O futuro retratado pelos diretores de fotografia Greig Fraser — ganhador do Oscar por Duna (2021) e que merecia ter sido indicado por Batman (2022) — e Oren Soffer, com design de produção de James Clyne, mescla cenários reais e computação gráfica. Em entrevistas, Gareth Edwards disse que não queria trabalhar exclusivamente em estúdio, com as telas verdes ao fundo para a posterior inserção digital de ambientes e objetos. Também não havia orçamento para a construção de grandes sets — o custo informado é de US$ 80 milhões, pouco menos da metade do supracitado Duna, para ficarmos no terreno da ficção científica. Saiu mais barato viajar por oito países, que incluem locações como a cidade de Tóquio, praias da Tailândia e os vulcões do Himalaia. Os efeitos visuais também emprestam veracidade ao filme: raras vezes a tecnologia pareceu tão orgânica.
Vide, por exemplo, as cenas em que o protagonista interpretado por John David Washington — que trabalhou com Christopher Nolan em Tenet (2020) — coloca suas próteses de braço e de perna. Esse personagem, chamado de Joshua (em português, Josué, cujo nome quer dizer "Deus é a salvação"), é um agente das forças especiais dos EUA que está infiltrado entre os sofisticados robôs da Nova Ásia, os simulantes. Lá, ele acabou se apaixonando _ mas é um romance sem química nenhuma, bastante artificial, com o perdão do trocadilho _ pela personagem encarnada por Gemma Chan, de Podres de Ricos (2018) e Eternos (2021), Maya (que pode significar, entre outras possibilidades, "mãe" ou "ilusão"). A missão de Joshua é localizar e matar Nimrata, o Criador do título em inglês. Trata-se de um misterioso arquiteto de IA que teria desenvolvido uma arma capaz de acabar com a guerra. Ou seja, derrotar a humanidade.
Normalmente, eu daria um alerta de spoilers para o que vem a seguir.
Mas é óbvio que os militares estadunidenses, como o general Andrews (Ralph Inneson, de A Bruxa e Sede Assassina) e a coronel Howell (Allison Janney, Oscar de atriz coadjuvante por Eu, Tonya), não são santos. E é claro que encontraremos afeto, honra e outras virtudes entre os guerrilheiros da Nova Ásia, como Harun, vivido pelo japonês Ken Watanabe (que foi dirigido por Edwards em Godzilla e por Nolan em Batman Begins e A Origem).

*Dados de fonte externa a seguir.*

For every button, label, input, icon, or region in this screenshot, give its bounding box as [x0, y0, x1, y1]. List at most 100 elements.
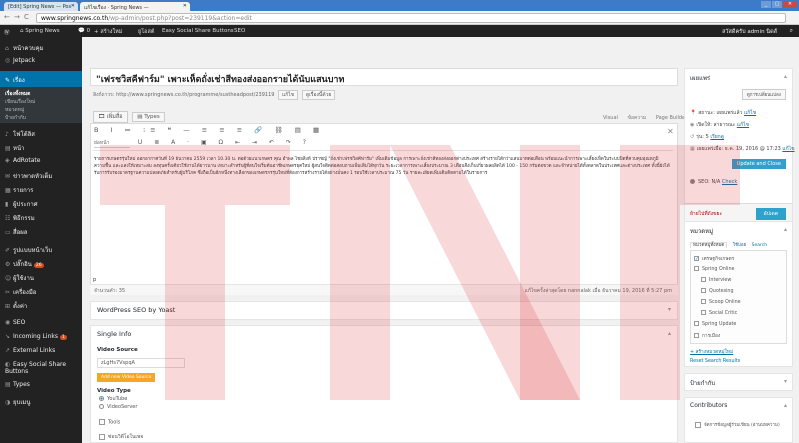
- category-item[interactable]: Scoop Online: [701, 299, 741, 305]
- howdy-user[interactable]: สวัสดีครับ admin นิดส์: [722, 28, 777, 36]
- forward-icon[interactable]: →: [14, 13, 20, 21]
- toggle-arrow-icon[interactable]: ▾: [784, 378, 787, 385]
- checkbox[interactable]: [695, 421, 701, 428]
- types-button[interactable]: ▤ Types: [132, 112, 165, 122]
- checkbox[interactable]: [99, 419, 105, 425]
- checkbox[interactable]: [701, 277, 706, 282]
- submenu-add-new[interactable]: เขียนเรื่องใหม่: [5, 98, 35, 106]
- window-close-icon[interactable]: ✕: [783, 1, 797, 8]
- site-name-link[interactable]: ⌂ Spring News: [20, 28, 60, 34]
- menu-collapse[interactable]: ◑ ยุบเมนู: [0, 393, 82, 407]
- revisions-browse-link[interactable]: เรียกดู: [710, 134, 724, 140]
- menu-media[interactable]: ▭ สื่อผล: [0, 223, 82, 237]
- admin-bar-seo-link[interactable]: ยูโอสต์: [138, 28, 154, 36]
- checkbox[interactable]: [701, 299, 706, 304]
- checkbox[interactable]: [694, 266, 699, 271]
- visibility-edit-link[interactable]: แก้ไข: [737, 122, 749, 128]
- toggle-arrow-icon[interactable]: ▴: [784, 73, 787, 80]
- menu-external-links[interactable]: ↗ External Links: [0, 343, 82, 357]
- add-video-source-button[interactable]: Add new Video Source: [97, 373, 156, 382]
- post-title-input[interactable]: "เฟรชวิสคีฟาร์ม" เพาะเห็ดถั่งเช่าสีทองส่…: [90, 68, 678, 86]
- browser-tab-2[interactable]: แก้ไขเรื่อง · Spring News — ✕: [80, 2, 190, 11]
- tab-page-builder[interactable]: Page Builder: [656, 115, 687, 121]
- post-body-text[interactable]: รายการเกษตรรุ่นใหม่ ออกอากาศวันที่ 19 ธั…: [94, 156, 672, 177]
- comments-link[interactable]: 💬 0: [78, 28, 90, 34]
- category-item[interactable]: Social Critic: [701, 310, 737, 316]
- checkbox[interactable]: [694, 333, 699, 338]
- new-content-link[interactable]: + สร้างใหม่: [94, 28, 122, 36]
- category-item[interactable]: Interview: [701, 277, 731, 283]
- menu-tools[interactable]: ✂ เครื่องมือ: [0, 283, 82, 297]
- seo-check-link[interactable]: Check: [722, 179, 737, 185]
- category-item[interactable]: Spring Update: [694, 321, 736, 327]
- submenu-categories[interactable]: หมวดหมู่: [5, 106, 24, 114]
- category-item[interactable]: ✓ เศรษฐกิจเกษตร: [694, 255, 734, 263]
- share-buttons-link[interactable]: Easy Social Share Buttons: [162, 28, 234, 34]
- menu-programs[interactable]: ▦ รายการ: [0, 181, 82, 195]
- browser-tab-1[interactable]: [Edit] Spring News — Pos ✕: [4, 2, 78, 11]
- submenu-all-posts[interactable]: เรื่องทั้งหมด: [5, 90, 30, 98]
- fullscreen-icon[interactable]: ✕: [667, 127, 674, 136]
- post-editor[interactable]: [90, 123, 678, 295]
- checkbox[interactable]: [701, 288, 706, 293]
- menu-pages[interactable]: ▤ หน้า: [0, 139, 82, 153]
- menu-adrotate[interactable]: ◈ AdRotate: [0, 153, 82, 167]
- menu-incoming-links[interactable]: ↘ Incoming Links 1: [0, 329, 82, 343]
- add-new-category-link[interactable]: + สร้างหมวดหมู่ใหม่: [690, 348, 733, 356]
- category-item[interactable]: Quotesing: [701, 288, 734, 294]
- minimize-icon[interactable]: _: [761, 1, 771, 8]
- toggle-arrow-icon[interactable]: ▾: [668, 306, 671, 313]
- menu-hosts[interactable]: ☷ พิธีกรรม: [0, 209, 82, 223]
- video-type-videoserver[interactable]: VideoServer: [99, 404, 137, 410]
- checkbox-checked[interactable]: ✓: [694, 256, 699, 262]
- toggle-arrow-icon[interactable]: ▴: [784, 226, 787, 233]
- checkbox[interactable]: [99, 433, 105, 440]
- video-type-youtube[interactable]: YouTube: [99, 396, 127, 402]
- editor-toolbar-icons[interactable]: U ≣ A · ▣ Ω ⇤ ⇥ ↶ ↷ ?: [138, 139, 311, 146]
- reset-search-link[interactable]: Reset Search Results: [690, 359, 740, 364]
- tab-visual[interactable]: Visual: [603, 115, 618, 121]
- permalink-url[interactable]: ลิงก์ถาวร: http://www.springnews.co.th/p…: [93, 92, 274, 98]
- menu-plugins[interactable]: ⚙ ปลั๊กอิน 26: [0, 255, 82, 269]
- tags-box[interactable]: ป้ายกำกับ ▾: [684, 373, 793, 391]
- tools-option[interactable]: Tools: [99, 419, 120, 426]
- menu-seo[interactable]: ◉ SEO: [0, 315, 82, 329]
- checkbox[interactable]: [694, 321, 699, 326]
- menu-jetpack[interactable]: ◎ Jetpack: [0, 53, 82, 67]
- format-select[interactable]: ย่อหน้า: [94, 139, 130, 148]
- radio-checked[interactable]: [99, 396, 104, 401]
- menu-share-buttons[interactable]: ◐ Easy Social Share Buttons: [0, 357, 72, 377]
- tab-text[interactable]: ข้อความ: [628, 115, 647, 121]
- close-icon[interactable]: ✕: [183, 3, 187, 9]
- view-post-button[interactable]: ดูเรื่องนี้ด้วย: [301, 90, 336, 100]
- status-edit-link[interactable]: แก้ไข: [744, 110, 756, 116]
- menu-appearance[interactable]: ✐ รูปแบบหน้าเว็บ: [0, 241, 82, 255]
- category-checklist[interactable]: ✓ เศรษฐกิจเกษตร Spring Online Interview Q…: [690, 250, 787, 344]
- radio-unchecked[interactable]: [99, 404, 104, 409]
- tab-most-used[interactable]: ใช้บ่อย: [733, 243, 746, 248]
- toggle-arrow-icon[interactable]: ▴: [668, 330, 671, 337]
- url-input[interactable]: www.springnews.co.th/wp-admin/post.php?p…: [36, 13, 786, 23]
- close-icon[interactable]: ✕: [71, 3, 75, 9]
- editor-toolbar-row-1[interactable]: B I ≔ ⁝≡ ❝ — ≡ ≡ ≡ 🔗 ⛓ ▤ ▦: [94, 126, 324, 134]
- update-and-close-button[interactable]: Update and Close: [731, 159, 786, 169]
- category-item[interactable]: การเมือง: [694, 332, 720, 340]
- menu-announcers[interactable]: ▮ ผู้ประกาศ: [0, 195, 82, 209]
- preview-changes-button[interactable]: ดูการเปลี่ยนแปลง: [741, 89, 786, 100]
- toggle-arrow-icon[interactable]: ▴: [784, 402, 787, 409]
- menu-settings[interactable]: ⊞ ตั้งค่า: [0, 297, 82, 311]
- menu-users[interactable]: ☺ ผู้ใช้งาน: [0, 269, 82, 283]
- menu-posts[interactable]: ✎ เรื่อง: [0, 71, 82, 87]
- menu-types[interactable]: ▤ Types: [0, 377, 82, 391]
- update-button[interactable]: อัปเดต: [755, 208, 786, 220]
- menu-headline-news[interactable]: ✉ ข่าวพาดหัวเต็ม: [0, 167, 82, 181]
- reload-icon[interactable]: C: [24, 13, 29, 21]
- yoast-seo-box[interactable]: WordPress SEO by Yoast ▾: [90, 301, 678, 320]
- permalink-edit-button[interactable]: แก้ไข: [278, 90, 299, 100]
- menu-dashboard[interactable]: ⌂ หน้าควบคุม: [0, 39, 82, 53]
- wp-logo-icon[interactable]: Ⓦ: [4, 28, 10, 36]
- tab-search[interactable]: Search: [752, 243, 767, 248]
- seo-link[interactable]: SEO: [234, 28, 245, 34]
- add-media-button[interactable]: 🎞 เพิ่มสื่อ: [93, 111, 128, 123]
- checkbox[interactable]: [701, 310, 706, 315]
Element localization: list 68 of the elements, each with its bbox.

Cartazes de Resistência, por sua vez, entregam que Joshua terá a companhia de uma criança, Alphie (a estreante Madeleine Yuna Voyles), em uma jornada que remete à da série The Mandalorian (2019-). Qualquer espectador acostumado a filmes do gênero saberá somar dois mais dois para desvendar um suposto mistério e vislumbrar o desfecho da história.

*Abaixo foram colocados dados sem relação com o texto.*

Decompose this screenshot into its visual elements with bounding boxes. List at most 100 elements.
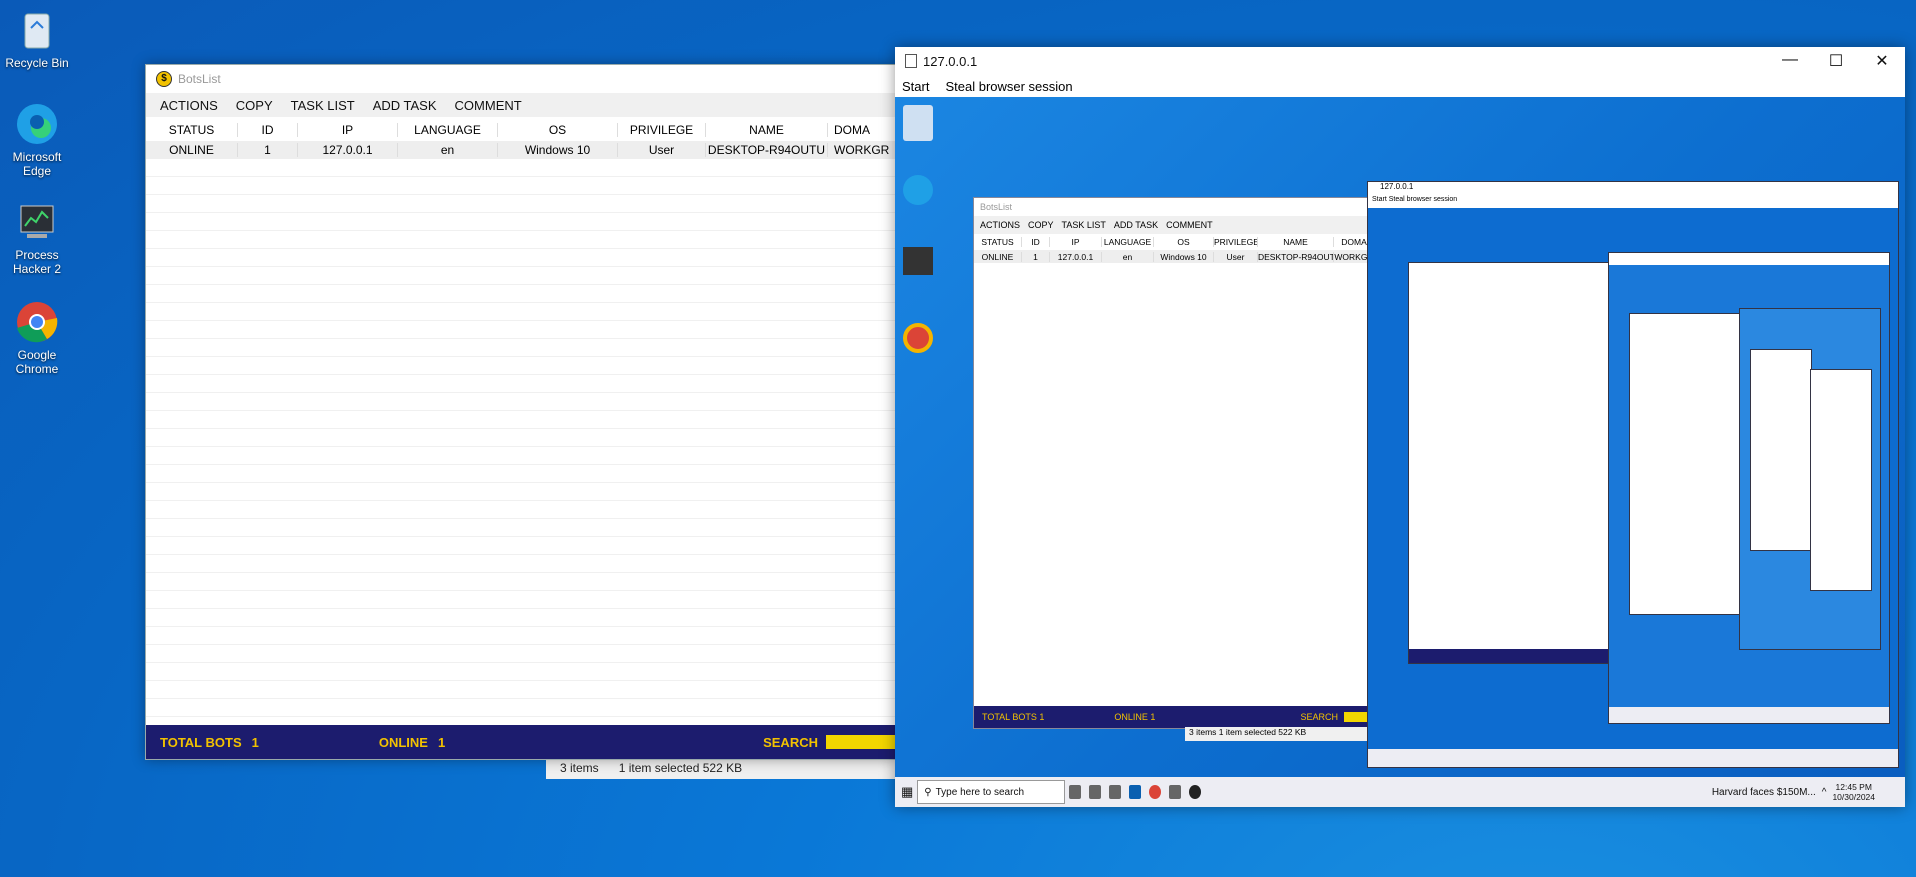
clock-time: 12:45 PM [1835, 782, 1872, 792]
cell-status: ONLINE [146, 143, 238, 157]
nested-remote-window-3 [1739, 308, 1881, 650]
column-header-domain[interactable]: DOMA [828, 123, 896, 137]
desktop-icon-label: Recycle Bin [5, 56, 69, 70]
bots-table: STATUS ID IP LANGUAGE OS PRIVILEGE NAME … [146, 119, 896, 721]
cell-language: en [398, 143, 498, 157]
remote-menu-add-task[interactable]: ADD TASK [1114, 220, 1158, 230]
remote-col-status[interactable]: STATUS [974, 237, 1022, 247]
start-icon[interactable]: ▦ [901, 784, 913, 800]
desktop-icon-process-hacker[interactable]: Process Hacker 2 [0, 198, 74, 276]
search-label: SEARCH [763, 734, 818, 750]
menu-comment[interactable]: COMMENT [446, 98, 531, 113]
menu-bar: Start Steal browser session [895, 75, 1905, 97]
nested-window-title: 127.0.0.1 [1368, 182, 1898, 196]
remote-cell-ip: 127.0.0.1 [1050, 251, 1102, 262]
remote-cell-name: DESKTOP-R94OUTU [1258, 251, 1334, 262]
taskbar-clock[interactable]: 12:45 PM 10/30/2024 [1832, 782, 1875, 802]
cell-id: 1 [238, 143, 298, 157]
nested-botslist-window-3 [1750, 349, 1812, 551]
edge-icon [13, 100, 61, 148]
cell-domain: WORKGR [834, 143, 890, 157]
column-header-name[interactable]: NAME [706, 123, 828, 137]
remote-table-header: STATUS ID IP LANGUAGE OS PRIVILEGE NAME … [974, 234, 1374, 250]
table-row[interactable]: ONLINE 1 127.0.0.1 en Windows 10 User DE… [146, 141, 896, 159]
explorer-status-bar: 3 items 1 item selected 522 KB [546, 757, 896, 779]
process-hacker-icon [13, 198, 61, 246]
tray-chevron-icon[interactable]: ^ [1822, 787, 1827, 798]
botslist-taskbar-icon[interactable] [1189, 785, 1202, 799]
menu-start[interactable]: Start [895, 79, 935, 94]
file-icon[interactable] [1089, 785, 1102, 799]
item-count: 3 items [560, 761, 599, 775]
maximize-icon[interactable]: ☐ [1813, 51, 1859, 71]
window-titlebar[interactable]: $ BotsList [146, 65, 896, 93]
app-logo-icon: $ [156, 71, 172, 87]
chrome-taskbar-icon[interactable] [1149, 785, 1162, 799]
mail-icon[interactable] [1129, 785, 1142, 799]
remote-menu-bar: ACTIONS COPY TASK LIST ADD TASK COMMENT [974, 216, 1374, 234]
remote-cell-status: ONLINE [974, 251, 1022, 262]
online-label: ONLINE [378, 734, 428, 750]
status-bar: TOTAL BOTS 1 ONLINE 1 SEARCH [146, 725, 896, 759]
table-header: STATUS ID IP LANGUAGE OS PRIVILEGE NAME … [146, 119, 896, 141]
remote-table-row[interactable]: ONLINE 1 127.0.0.1 en Windows 10 User DE… [974, 250, 1374, 263]
remote-botslist-title: BotsList [980, 202, 1013, 212]
remote-edge-icon [903, 175, 933, 205]
selection-info: 1 item selected 522 KB [618, 761, 743, 775]
menu-steal-browser-session[interactable]: Steal browser session [935, 79, 1078, 94]
desktop-icon-edge[interactable]: Microsoft Edge [0, 100, 74, 178]
search-input[interactable] [826, 735, 896, 749]
remote-desktop-window[interactable]: 127.0.0.1 — ☐ ✕ Start Steal browser sess… [895, 47, 1905, 807]
remote-menu-copy[interactable]: COPY [1028, 220, 1054, 230]
menu-task-list[interactable]: TASK LIST [282, 98, 364, 113]
menu-bar: ACTIONS COPY TASK LIST ADD TASK COMMENT [146, 93, 896, 117]
remote-col-privilege[interactable]: PRIVILEGE [1214, 237, 1258, 247]
column-header-os[interactable]: OS [498, 123, 618, 137]
remote-menu-task-list[interactable]: TASK LIST [1062, 220, 1106, 230]
window-titlebar[interactable]: 127.0.0.1 — ☐ ✕ [895, 47, 1905, 75]
remote-screen[interactable]: BotsList ACTIONS COPY TASK LIST ADD TASK… [895, 97, 1905, 807]
desktop-icon-label: Process Hacker 2 [12, 248, 62, 276]
nested-menu: Start Steal browser session [1368, 196, 1898, 208]
menu-copy[interactable]: COPY [227, 98, 282, 113]
remote-botslist-window[interactable]: BotsList ACTIONS COPY TASK LIST ADD TASK… [973, 197, 1375, 729]
nested-botslist-window-2 [1629, 313, 1751, 615]
nested-botslist-window[interactable] [1408, 262, 1610, 664]
news-widget[interactable]: Harvard faces $150M... [1712, 787, 1816, 798]
remote-taskbar: ▦ ⚲ Type here to search Harvard faces $1… [895, 777, 1905, 807]
remote-col-id[interactable]: ID [1022, 237, 1050, 247]
remote-status-bar: TOTAL BOTS 1 ONLINE 1 SEARCH [974, 706, 1374, 728]
remote-menu-comment[interactable]: COMMENT [1166, 220, 1213, 230]
remote-col-name[interactable]: NAME [1258, 237, 1334, 247]
column-header-ip[interactable]: IP [298, 123, 398, 137]
close-icon[interactable]: ✕ [1859, 51, 1905, 71]
nested-remote-window-2[interactable] [1608, 252, 1890, 724]
settings-icon[interactable] [1169, 785, 1182, 799]
remote-chrome-icon [903, 323, 933, 353]
task-view-icon[interactable] [1069, 785, 1082, 799]
menu-actions[interactable]: ACTIONS [146, 98, 227, 113]
total-bots-value: 1 [251, 734, 259, 750]
desktop-icon-recycle-bin[interactable]: Recycle Bin [0, 6, 74, 70]
taskbar-search-input[interactable]: ⚲ Type here to search [917, 780, 1066, 804]
minimize-icon[interactable]: — [1767, 51, 1813, 71]
remote-total-bots: TOTAL BOTS 1 [982, 712, 1045, 722]
remote-menu-actions[interactable]: ACTIONS [980, 220, 1020, 230]
recycle-bin-icon [13, 6, 61, 54]
remote-process-hacker-icon [903, 247, 933, 275]
column-header-language[interactable]: LANGUAGE [398, 123, 498, 137]
column-header-id[interactable]: ID [238, 123, 298, 137]
menu-add-task[interactable]: ADD TASK [364, 98, 446, 113]
remote-col-os[interactable]: OS [1154, 237, 1214, 247]
desktop-icon-chrome[interactable]: Google Chrome [0, 298, 74, 376]
cell-privilege: User [618, 143, 706, 157]
file-icon-2[interactable] [1109, 785, 1122, 799]
total-bots-label: TOTAL BOTS [160, 734, 242, 750]
botslist-window[interactable]: $ BotsList ACTIONS COPY TASK LIST ADD TA… [145, 64, 897, 760]
nested-remote-window[interactable]: 127.0.0.1 Start Steal browser session [1367, 181, 1899, 768]
column-header-status[interactable]: STATUS [146, 123, 238, 137]
remote-col-language[interactable]: LANGUAGE [1102, 237, 1154, 247]
column-header-privilege[interactable]: PRIVILEGE [618, 123, 706, 137]
remote-col-ip[interactable]: IP [1050, 237, 1102, 247]
chrome-icon [13, 298, 61, 346]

O que surpreende em Resistência é que, em meio a um debate global sobre os riscos da inteligência artificial, o filme lance um olhar tão benevolente — Alphie chega a ser uma fofurice. E é muito irônico que a estreia ocorra na semana em que o Sindicato dos Roteiristas dos EUA e os grandes estúdios (como a Disney, distribuidora do longa-metragem por meio do 20th Century Studios) chegaram a um acordo para encerrar uma greve que durou 148 dias. Um dos principais pontos de discussão era justamente o uso de IA em Hollywood. Os atores, que se juntaram à paralisação, temem que suas imagens possam ser alteradas ou replicadas por meio da tecnologia — uma situação que é inclusive mostrada na trama. Os roteiristas dizem que as produtoras estão começando a substituir o seu trabalho através do uso de ferramentas semelhantes ao ChatGPT, que são capazes de criar ou recriar textos de forma automatizada — não seria um espanto se revelassem que o script de Resistência nasceu assim.